Ayrıca mimledim seni.. Kusura bakma:)
asıl engel kafandaki engel..fiziki olarak mükemmel ol istersen,ama aklında engellerin varsa,sen yoksun..
-Digital Sevgi Kelebeği.........bigün yazıcaktım bu yazıyı mutlaka..çünkü hikayenin kahramanları çok yakın olduğum kişiler..zaman ayırıp okuduğun için ben tşk ederim.
Hımm holeyy yeni bir mim..ehe:)) bakıcam hemen
-Jacqueline........belkide onlara özürlü diyerek önlerine koyduğumuz engelleri kaldırmayan en büyük engelliler bizleriz!!ne kadar engelleri de olsa onlarda bizden biri olan insanlar.ayırmak bile suç onlar diye bişey yok, biz diye bişey var..;)

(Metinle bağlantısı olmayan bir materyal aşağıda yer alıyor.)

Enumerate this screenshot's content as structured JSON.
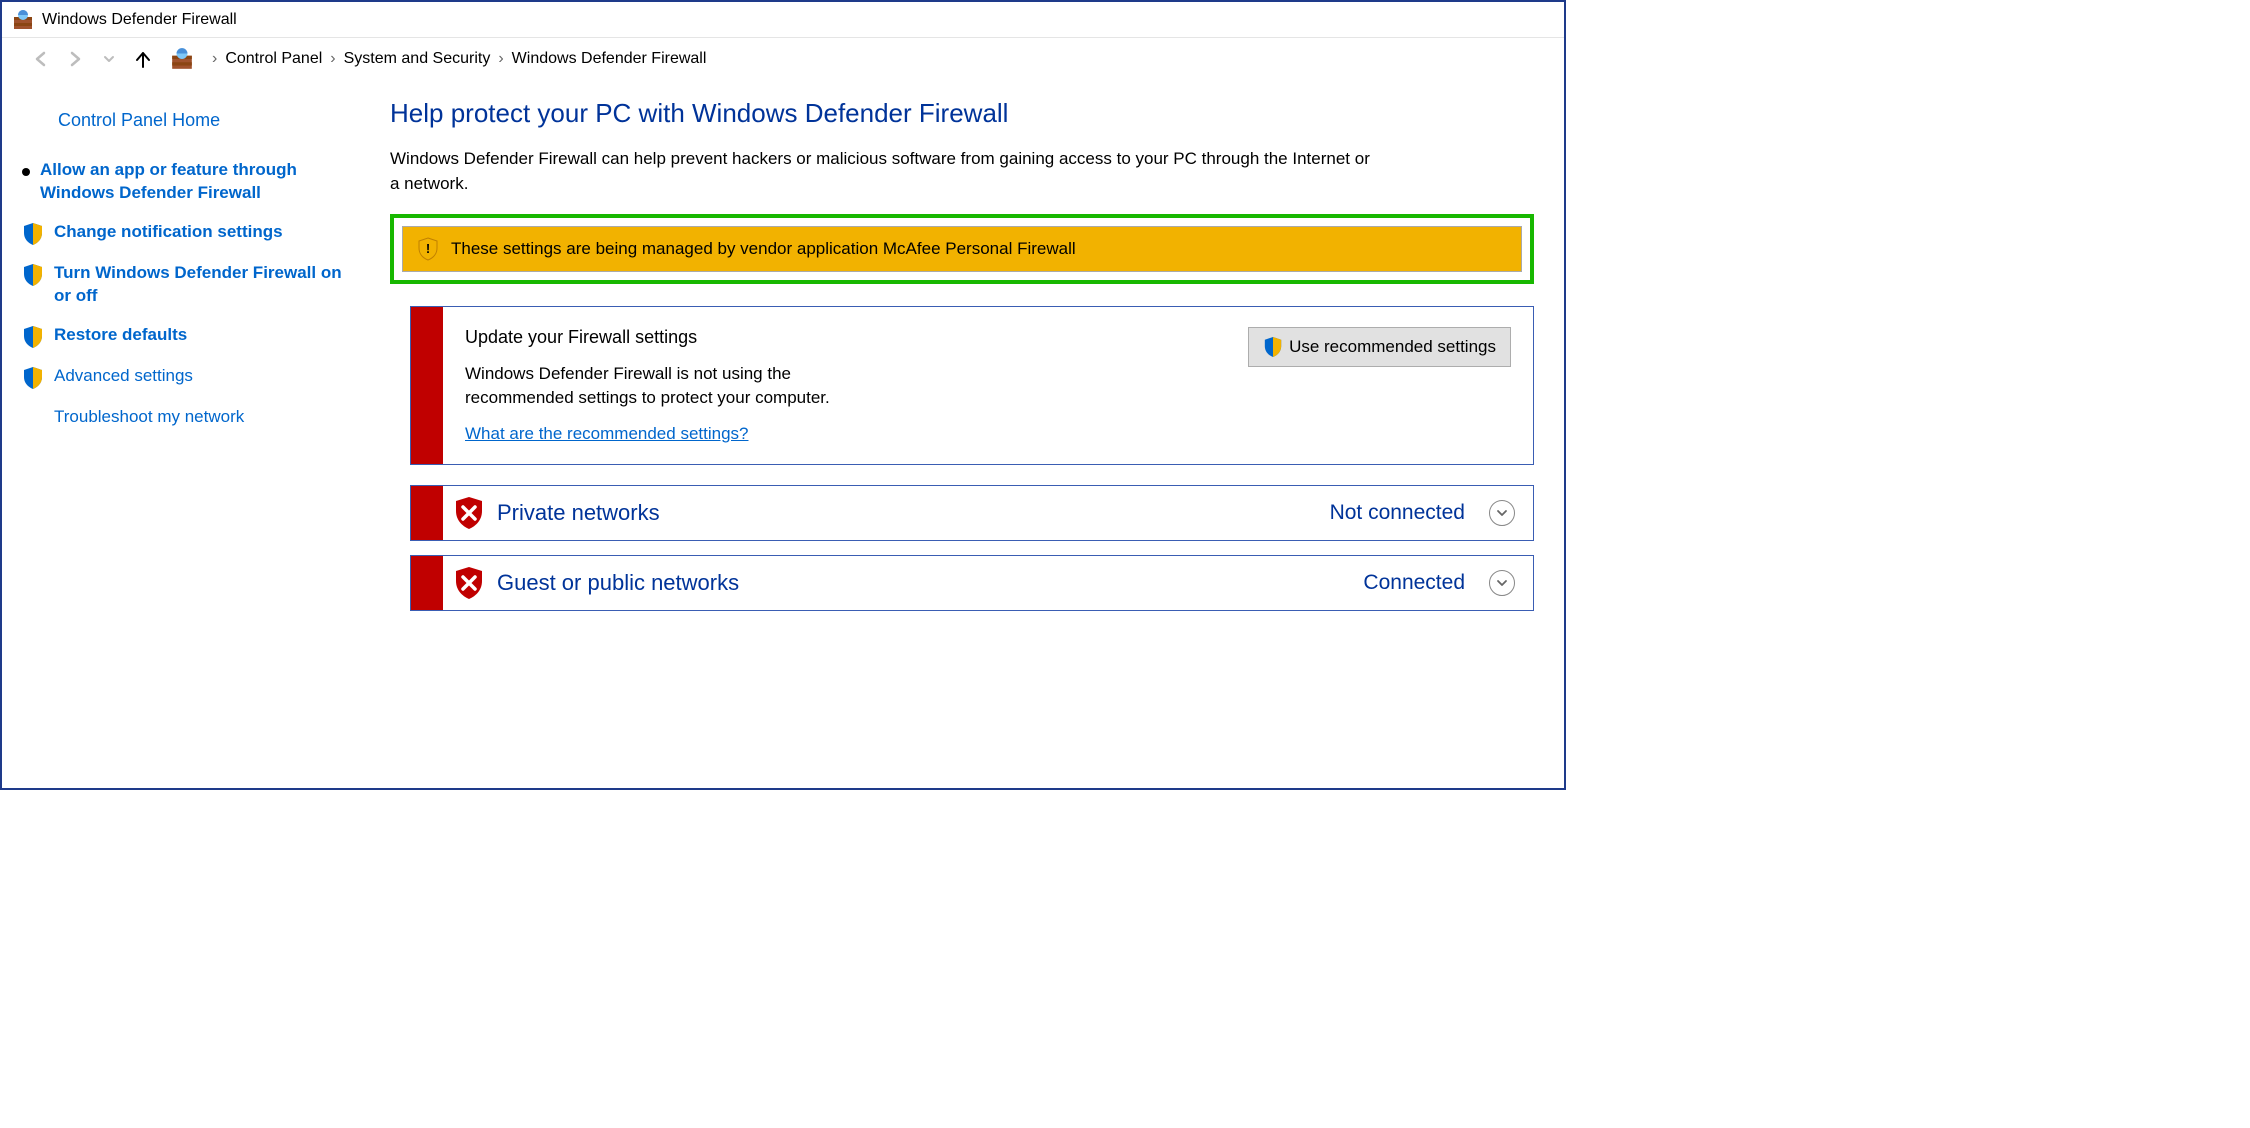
{
  "window": {
    "title": "Windows Defender Firewall"
  },
  "breadcrumb": {
    "items": [
      "Control Panel",
      "System and Security",
      "Windows Defender Firewall"
    ]
  },
  "sidebar": {
    "home": "Control Panel Home",
    "items": [
      {
        "label": "Allow an app or feature through Windows Defender Firewall"
      },
      {
        "label": "Change notification settings"
      },
      {
        "label": "Turn Windows Defender Firewall on or off"
      },
      {
        "label": "Restore defaults"
      },
      {
        "label": "Advanced settings"
      },
      {
        "label": "Troubleshoot my network"
      }
    ]
  },
  "main": {
    "heading": "Help protect your PC with Windows Defender Firewall",
    "description": "Windows Defender Firewall can help prevent hackers or malicious software from gaining access to your PC through the Internet or a network.",
    "alert": "These settings are being managed by vendor application McAfee Personal Firewall",
    "update_panel": {
      "title": "Update your Firewall settings",
      "text": "Windows Defender Firewall is not using the recommended settings to protect your computer.",
      "link": "What are the recommended settings?",
      "button": "Use recommended settings"
    },
    "networks": [
      {
        "name": "Private networks",
        "status": "Not connected"
      },
      {
        "name": "Guest or public networks",
        "status": "Connected"
      }
    ]
  }
}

Akraba evliliği Avrupa'da ahlâki bulunmuyor. Bu düşünce biçimi toplumda yerleşmiş. Alman kanunlarında, kimlerle evlenilemeyeceği de belirtilmiş. Yanlış hatırlamıyorsam kuzenlerin yasal olarak evlenmeleri mümkün değil. Almanlar, orada yaşayan Türkleri yakından tanıdıklarından, Türkleri akraba evliliği yaptıkları için ayıplıyor ve hatta hakaret ediyorlar. İslâmi açıdan bakarsak bir sakınca yok, ama tıbbi testlerin mutlaka yapılması gerekli.
Tüm evliliklerde problemli olan genlerden dolayı engelli çocuk doğma ihtimali var.Akraba evliliklerinde ise eğer ailede problemli gen varsa ailenin iki ferdinin evlenmesi yukarıdaki ihtimali arttırmaktadır.

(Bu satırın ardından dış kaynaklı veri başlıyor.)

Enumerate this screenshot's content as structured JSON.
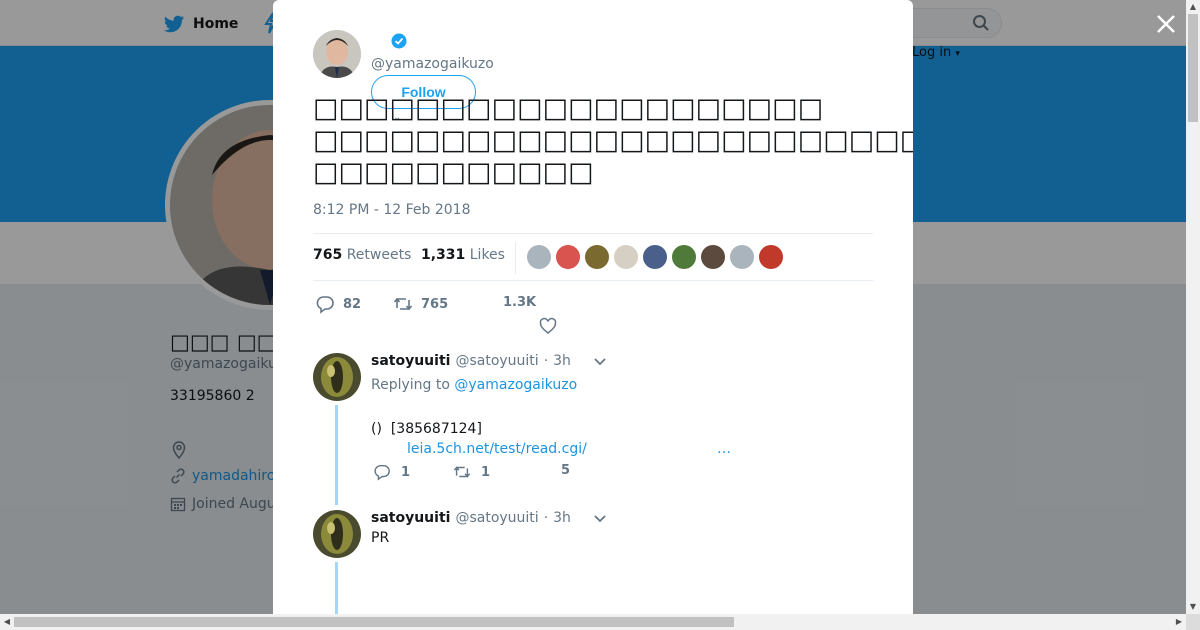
{
  "nav": {
    "home_label": "Home",
    "login_label": "Log in"
  },
  "profile": {
    "name": "□□□ □□□□□□",
    "handle": "@yamazogaiku",
    "bio": "33195860 2",
    "link": "yamadahiro",
    "joined": "Joined Augu"
  },
  "tweet": {
    "author_handle": "@yamazogaikuzo",
    "follow_label": "Follow",
    "text": "□□□□□□□□□□□□□□□□□□□□\n□□□□□□□□□□□□□□□□□□□□□□□□□□□□□□□□□□□□□□□□□□□□□□□□□□□□□□□□□PR□□\n□□□□□□□□□□□",
    "timestamp": "8:12 PM - 12 Feb 2018",
    "retweets_count": "765",
    "retweets_label": "Retweets",
    "likes_count": "1,331",
    "likes_label": "Likes",
    "liker_colors": [
      "#aab4bd",
      "#d9534f",
      "#7a6a2f",
      "#d6d0c4",
      "#4a5f8a",
      "#4f7a3a",
      "#5c4a3e",
      "#aab4bd",
      "#c0392b"
    ],
    "actions": {
      "replies": "82",
      "retweets": "765",
      "likes": "1.3K"
    }
  },
  "replies": [
    {
      "name": "satoyuuiti",
      "handle": "@satoyuuiti",
      "sep": "·",
      "time": "3h",
      "replying_label": "Replying to",
      "replying_to": "@yamazogaikuzo",
      "body": "()  [385687124]",
      "link": "leia.5ch.net/test/read.cgi/",
      "ellipsis": "…",
      "reply_count": "1",
      "retweet_count": "1",
      "like_count": "5"
    },
    {
      "name": "satoyuuiti",
      "handle": "@satoyuuiti",
      "sep": "·",
      "time": "3h",
      "body": "PR"
    }
  ]
}
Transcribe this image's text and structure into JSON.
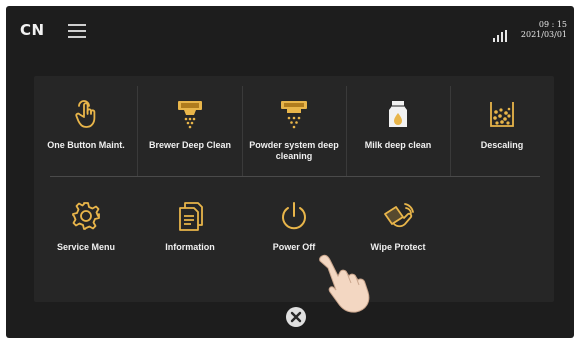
{
  "statusbar": {
    "language": "CN",
    "time": "09 : 15",
    "date": "2021/03/01",
    "menu_icon": "hamburger-menu-icon",
    "signal_icon": "signal-strength-icon"
  },
  "colors": {
    "screen_bg": "#1d1d1d",
    "panel_bg": "#262626",
    "icon_accent": "#e8b54a",
    "text": "#f0f0f0"
  },
  "maintenance": {
    "row1": [
      {
        "label": "One Button Maint.",
        "icon": "hand-touch-icon"
      },
      {
        "label": "Brewer Deep Clean",
        "icon": "coffee-brewer-icon"
      },
      {
        "label": "Powder system deep cleaning",
        "icon": "powder-dispenser-icon"
      },
      {
        "label": "Milk deep clean",
        "icon": "milk-carton-icon"
      },
      {
        "label": "Descaling",
        "icon": "descaling-beaker-icon"
      }
    ],
    "row2": [
      {
        "label": "Service Menu",
        "icon": "gear-icon"
      },
      {
        "label": "Information",
        "icon": "document-icon"
      },
      {
        "label": "Power Off",
        "icon": "power-icon"
      },
      {
        "label": "Wipe Protect",
        "icon": "wipe-hand-icon"
      }
    ]
  },
  "overlay": {
    "close_icon": "close-icon",
    "pointer_icon": "pointing-hand-icon"
  }
}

Gönül isterki her zaman birbirlerini seven ve sevecek olan iki birey evlensin..
tekintutku.........öncelikle merhaba yeni blog arkadaşım.:)
Herkesin yaşam şekli farklıdır.bu tür farklı durumlar heryerde var.birde; Mesela Yahudiler daima kendi içlerinde evlenip, başka ırklarla karışmadığı için bir dönem
yok olma tehlikesiyle karşı karşıya gelmiş ve bu sorunu başka ırktan dönmelerle
evlenerek çözmüşler.konu hakarete gelince alman lara bi DUR derim.
aes......sanada selamlar blog arkadaşım:)))
ya ne güsel yazmışsın, ''Gönül isterki her zaman birbirlerini seven ve sevecek olan iki birey evlensin..'' bende bunu isteyen gönüllerden yanayım...
Hoşbulduk KaRaMeL! Blogunu beğendim ve yeni yazılarını merakla bekliyorum. Almanlar konusuna gelince; "DUR" denince durma alışkanlıkları pek yoktur. İkinci Dünya Savaşı çok eski değil maalesef.